Wealth Tax Shock 💰🔥: Changes & Debate Explored!
World News
As France’s parliament continues its intense debate over the draft 2026 budget – a process marked by hundreds of proposed amendments – several key measures are expected to impact foreigners living in the country. Assuming the budget ultimately passes, significant changes are anticipated, particularly regarding access to French public healthcare. Non-EU nationals on “visitor” status will soon be required to pay a minimum charge to utilize these services, though the exact amount remains to be determined. A related amendment clarifies that exemptions will apply to individuals from countries with existing bilateral agreements with France, such as British citizens utilizing the S1 form. Further alterations include an increase in the Contribution Sociale Sénéralisée rate, rising from 9.2% to 10.6%. This “social charge” applies to income generated from sources like real estate, savings, and investments – including proceeds from life insurance, dividends, and savings plans.

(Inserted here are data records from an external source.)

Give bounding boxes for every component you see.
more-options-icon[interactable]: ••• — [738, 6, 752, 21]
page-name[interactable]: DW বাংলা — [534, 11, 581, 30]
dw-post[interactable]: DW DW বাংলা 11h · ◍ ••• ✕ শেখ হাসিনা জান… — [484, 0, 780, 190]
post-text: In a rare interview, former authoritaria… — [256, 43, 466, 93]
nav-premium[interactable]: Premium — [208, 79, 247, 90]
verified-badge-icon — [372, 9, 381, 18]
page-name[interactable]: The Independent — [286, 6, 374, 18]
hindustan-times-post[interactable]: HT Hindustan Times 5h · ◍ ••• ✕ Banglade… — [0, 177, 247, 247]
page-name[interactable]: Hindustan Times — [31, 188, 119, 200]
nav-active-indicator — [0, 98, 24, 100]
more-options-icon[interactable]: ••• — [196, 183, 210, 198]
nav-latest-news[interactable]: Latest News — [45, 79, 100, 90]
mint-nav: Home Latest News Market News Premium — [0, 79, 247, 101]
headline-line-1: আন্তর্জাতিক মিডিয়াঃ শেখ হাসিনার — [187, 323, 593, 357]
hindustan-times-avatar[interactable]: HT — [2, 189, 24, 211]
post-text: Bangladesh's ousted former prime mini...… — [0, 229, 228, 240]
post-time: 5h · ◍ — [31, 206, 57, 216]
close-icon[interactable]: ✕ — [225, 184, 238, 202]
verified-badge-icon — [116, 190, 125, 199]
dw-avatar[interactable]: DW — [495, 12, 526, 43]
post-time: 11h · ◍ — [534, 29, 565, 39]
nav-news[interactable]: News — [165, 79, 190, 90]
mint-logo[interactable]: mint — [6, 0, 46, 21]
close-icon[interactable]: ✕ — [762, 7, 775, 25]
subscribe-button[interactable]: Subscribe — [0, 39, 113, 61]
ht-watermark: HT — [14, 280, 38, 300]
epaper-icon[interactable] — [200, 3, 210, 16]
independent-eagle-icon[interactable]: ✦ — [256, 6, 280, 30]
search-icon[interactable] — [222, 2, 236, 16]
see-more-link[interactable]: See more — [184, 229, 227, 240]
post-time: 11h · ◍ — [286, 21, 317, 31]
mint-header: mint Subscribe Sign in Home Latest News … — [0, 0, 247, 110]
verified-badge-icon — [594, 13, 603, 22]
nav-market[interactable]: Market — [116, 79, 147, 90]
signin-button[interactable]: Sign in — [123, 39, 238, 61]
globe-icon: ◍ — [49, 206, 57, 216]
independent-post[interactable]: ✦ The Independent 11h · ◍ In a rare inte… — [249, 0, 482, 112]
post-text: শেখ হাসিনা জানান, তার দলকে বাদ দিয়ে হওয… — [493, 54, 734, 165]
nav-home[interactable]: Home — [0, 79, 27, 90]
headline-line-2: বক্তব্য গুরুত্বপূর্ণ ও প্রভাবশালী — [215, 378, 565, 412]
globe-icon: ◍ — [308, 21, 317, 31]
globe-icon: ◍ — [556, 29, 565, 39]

The Socialist Party estimates this change will generate an additional €2.8 billion, though the Minister for Public Accounts intends to revisit this measure as part of the ongoing parliamentary process. The parliament has also opted to maintain the current upper threshold of 40% for regulated discounts on generic medicines, a decision driven by a recent strike by French pharmacists who had threatened weekly walkouts over a proposed reduction in these discounts. Historically, these discounts were designed to promote the use of cheaper generic drugs. Finally, MPs have shortened the waiting period for second-home owners to be exempt from capital gains tax upon resale, from 22 years to 17 years. Additionally, they rejected a proposal for a minimum two-percent tax on wealthy individuals with assets over €100 million, though they did approve a change to the IFI, which imposes extra taxation on real estate valued above €1.3 million.